For soon afterwards, he says that his sons and daughters came to offer some consolation to him in his grief. And although an appearance of insult lurks in the words they use, it seems more probable to me that they gave this command to avert suspicion from themselves. For they feign a confused mind, as is usual in perplexing situations.
Yet whatever they intend, their wickedness drives them to the point that they inflict a deadly wound on their father's mind. This is the profit hypocrites gain from their disguises: in wishing to escape the consequences of one fault, they add sin to sin. As for Jacob, it is a wonder that after he had been tried in so many ways, and always emerged a conqueror, he should now sink under grief.
Certainly, it was very absurd that his son's death should cause him greater sorrow than the incestuous pollution of his wife, the slaughter of the Shechemites, and the defilement of his daughter. Where was that invincible strength by which he had even prevailed over the angel? Where the many lessons of patience with which God had exercised him, so that he might never fail?

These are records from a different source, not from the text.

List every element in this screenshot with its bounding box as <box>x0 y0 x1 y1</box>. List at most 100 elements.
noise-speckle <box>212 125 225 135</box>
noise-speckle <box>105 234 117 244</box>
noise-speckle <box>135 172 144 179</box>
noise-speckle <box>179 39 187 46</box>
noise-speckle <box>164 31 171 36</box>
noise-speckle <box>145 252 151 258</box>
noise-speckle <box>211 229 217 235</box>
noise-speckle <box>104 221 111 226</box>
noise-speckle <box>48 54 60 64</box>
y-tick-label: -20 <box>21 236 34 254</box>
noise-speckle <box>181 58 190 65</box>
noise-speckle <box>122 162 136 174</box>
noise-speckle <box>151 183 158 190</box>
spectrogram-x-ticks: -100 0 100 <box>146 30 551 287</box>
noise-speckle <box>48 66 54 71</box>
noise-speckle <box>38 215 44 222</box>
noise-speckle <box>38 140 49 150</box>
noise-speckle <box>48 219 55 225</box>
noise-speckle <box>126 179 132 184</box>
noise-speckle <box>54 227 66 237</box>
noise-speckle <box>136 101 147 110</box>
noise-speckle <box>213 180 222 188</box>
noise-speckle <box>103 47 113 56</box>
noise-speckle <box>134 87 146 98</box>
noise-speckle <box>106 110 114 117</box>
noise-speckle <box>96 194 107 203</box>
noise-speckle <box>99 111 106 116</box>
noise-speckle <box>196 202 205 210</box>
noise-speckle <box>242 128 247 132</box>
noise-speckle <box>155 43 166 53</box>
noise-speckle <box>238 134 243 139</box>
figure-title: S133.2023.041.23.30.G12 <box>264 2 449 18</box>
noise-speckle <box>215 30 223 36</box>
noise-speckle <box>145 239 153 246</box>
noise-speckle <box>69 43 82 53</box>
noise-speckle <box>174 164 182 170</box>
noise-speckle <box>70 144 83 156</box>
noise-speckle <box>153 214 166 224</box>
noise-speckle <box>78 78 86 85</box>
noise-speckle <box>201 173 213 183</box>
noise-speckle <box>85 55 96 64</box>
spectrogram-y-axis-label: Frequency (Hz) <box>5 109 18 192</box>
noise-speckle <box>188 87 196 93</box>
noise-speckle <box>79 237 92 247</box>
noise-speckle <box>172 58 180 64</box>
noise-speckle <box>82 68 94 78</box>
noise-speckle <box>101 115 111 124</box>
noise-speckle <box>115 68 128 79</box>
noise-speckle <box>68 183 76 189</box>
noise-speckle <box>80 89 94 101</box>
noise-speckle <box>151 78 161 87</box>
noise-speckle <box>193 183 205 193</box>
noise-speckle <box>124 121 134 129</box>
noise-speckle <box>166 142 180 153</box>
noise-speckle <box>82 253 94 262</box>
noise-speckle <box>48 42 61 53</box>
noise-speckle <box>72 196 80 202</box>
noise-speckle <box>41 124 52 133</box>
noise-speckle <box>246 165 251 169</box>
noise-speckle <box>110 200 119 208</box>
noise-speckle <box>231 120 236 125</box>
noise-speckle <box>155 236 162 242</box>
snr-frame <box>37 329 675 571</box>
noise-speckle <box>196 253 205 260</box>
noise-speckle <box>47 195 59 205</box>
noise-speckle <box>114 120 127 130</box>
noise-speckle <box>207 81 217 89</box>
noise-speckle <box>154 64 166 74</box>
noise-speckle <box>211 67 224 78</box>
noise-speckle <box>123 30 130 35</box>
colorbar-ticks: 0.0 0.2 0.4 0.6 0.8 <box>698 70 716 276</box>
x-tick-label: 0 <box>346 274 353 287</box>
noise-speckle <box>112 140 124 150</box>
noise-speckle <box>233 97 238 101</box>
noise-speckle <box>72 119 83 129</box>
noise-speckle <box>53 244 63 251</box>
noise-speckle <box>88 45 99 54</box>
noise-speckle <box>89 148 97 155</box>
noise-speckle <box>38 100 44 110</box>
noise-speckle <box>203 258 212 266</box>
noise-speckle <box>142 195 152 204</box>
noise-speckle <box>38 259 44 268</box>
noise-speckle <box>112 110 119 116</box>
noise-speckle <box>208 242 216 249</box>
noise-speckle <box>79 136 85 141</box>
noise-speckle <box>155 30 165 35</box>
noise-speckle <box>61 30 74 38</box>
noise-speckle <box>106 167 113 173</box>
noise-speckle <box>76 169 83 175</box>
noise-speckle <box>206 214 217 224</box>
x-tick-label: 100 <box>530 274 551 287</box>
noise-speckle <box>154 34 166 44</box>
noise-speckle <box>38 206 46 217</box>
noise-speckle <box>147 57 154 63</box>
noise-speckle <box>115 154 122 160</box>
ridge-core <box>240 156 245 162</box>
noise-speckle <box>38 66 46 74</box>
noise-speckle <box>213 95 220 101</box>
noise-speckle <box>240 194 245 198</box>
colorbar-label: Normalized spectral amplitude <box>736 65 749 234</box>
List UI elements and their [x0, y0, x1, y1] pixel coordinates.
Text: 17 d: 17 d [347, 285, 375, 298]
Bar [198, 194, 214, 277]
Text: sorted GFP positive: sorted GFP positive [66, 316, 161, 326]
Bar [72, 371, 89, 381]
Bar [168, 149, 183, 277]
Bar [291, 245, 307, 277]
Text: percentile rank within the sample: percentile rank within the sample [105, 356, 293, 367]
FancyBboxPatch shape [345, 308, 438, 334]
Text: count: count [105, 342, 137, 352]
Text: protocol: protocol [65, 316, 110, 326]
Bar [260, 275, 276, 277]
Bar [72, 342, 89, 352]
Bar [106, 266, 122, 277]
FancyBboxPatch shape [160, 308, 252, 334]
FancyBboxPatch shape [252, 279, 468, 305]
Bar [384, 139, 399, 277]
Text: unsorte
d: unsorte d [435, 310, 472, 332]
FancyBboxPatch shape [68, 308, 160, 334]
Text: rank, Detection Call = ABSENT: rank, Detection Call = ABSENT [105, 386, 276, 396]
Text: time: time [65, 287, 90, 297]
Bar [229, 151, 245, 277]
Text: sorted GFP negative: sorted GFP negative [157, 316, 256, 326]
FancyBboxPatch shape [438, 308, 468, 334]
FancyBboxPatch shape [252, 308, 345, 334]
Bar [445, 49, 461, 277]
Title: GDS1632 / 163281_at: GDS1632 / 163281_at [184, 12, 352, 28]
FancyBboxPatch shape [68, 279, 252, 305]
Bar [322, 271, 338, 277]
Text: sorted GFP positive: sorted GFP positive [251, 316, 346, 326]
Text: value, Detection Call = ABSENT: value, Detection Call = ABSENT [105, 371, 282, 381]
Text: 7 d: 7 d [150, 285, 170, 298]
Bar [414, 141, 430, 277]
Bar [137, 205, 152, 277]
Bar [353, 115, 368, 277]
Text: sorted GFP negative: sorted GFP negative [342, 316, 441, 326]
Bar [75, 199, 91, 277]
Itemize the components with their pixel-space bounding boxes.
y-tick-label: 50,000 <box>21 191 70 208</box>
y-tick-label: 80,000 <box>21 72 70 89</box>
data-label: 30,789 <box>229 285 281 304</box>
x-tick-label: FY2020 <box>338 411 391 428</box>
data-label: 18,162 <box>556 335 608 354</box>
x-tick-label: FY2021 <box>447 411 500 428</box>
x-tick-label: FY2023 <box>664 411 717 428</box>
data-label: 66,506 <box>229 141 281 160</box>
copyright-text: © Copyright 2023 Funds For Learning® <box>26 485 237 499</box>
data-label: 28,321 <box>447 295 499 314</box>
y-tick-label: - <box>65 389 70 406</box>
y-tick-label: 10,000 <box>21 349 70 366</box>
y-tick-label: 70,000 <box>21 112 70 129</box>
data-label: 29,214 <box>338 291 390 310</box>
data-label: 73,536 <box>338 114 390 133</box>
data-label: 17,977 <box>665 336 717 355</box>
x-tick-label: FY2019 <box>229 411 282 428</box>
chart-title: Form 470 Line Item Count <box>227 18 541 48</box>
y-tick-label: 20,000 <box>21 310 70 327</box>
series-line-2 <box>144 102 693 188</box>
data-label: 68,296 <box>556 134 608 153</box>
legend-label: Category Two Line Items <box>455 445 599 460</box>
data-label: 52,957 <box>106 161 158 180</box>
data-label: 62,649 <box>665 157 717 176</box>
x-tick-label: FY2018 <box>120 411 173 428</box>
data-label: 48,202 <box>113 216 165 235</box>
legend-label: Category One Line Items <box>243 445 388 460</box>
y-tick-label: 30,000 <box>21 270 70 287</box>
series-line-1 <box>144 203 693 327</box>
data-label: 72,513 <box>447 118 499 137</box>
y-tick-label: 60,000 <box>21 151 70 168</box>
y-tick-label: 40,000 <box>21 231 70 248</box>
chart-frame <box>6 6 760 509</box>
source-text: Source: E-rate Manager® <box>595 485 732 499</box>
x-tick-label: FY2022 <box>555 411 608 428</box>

This disposition to mourn teaches us that no one is endowed with such heroic virtues as to be exempt from that infirmity of the flesh, which betrays itself sometimes even in little things. Thus it also happens that those who have long been accustomed to the cross, and who, like veteran soldiers, ought bravely to bear up against every kind of attack, fall like young recruits in some slight skirmish. Who then among us would not fear for himself, when we see holy Jacob faint after having given so many proofs of patience?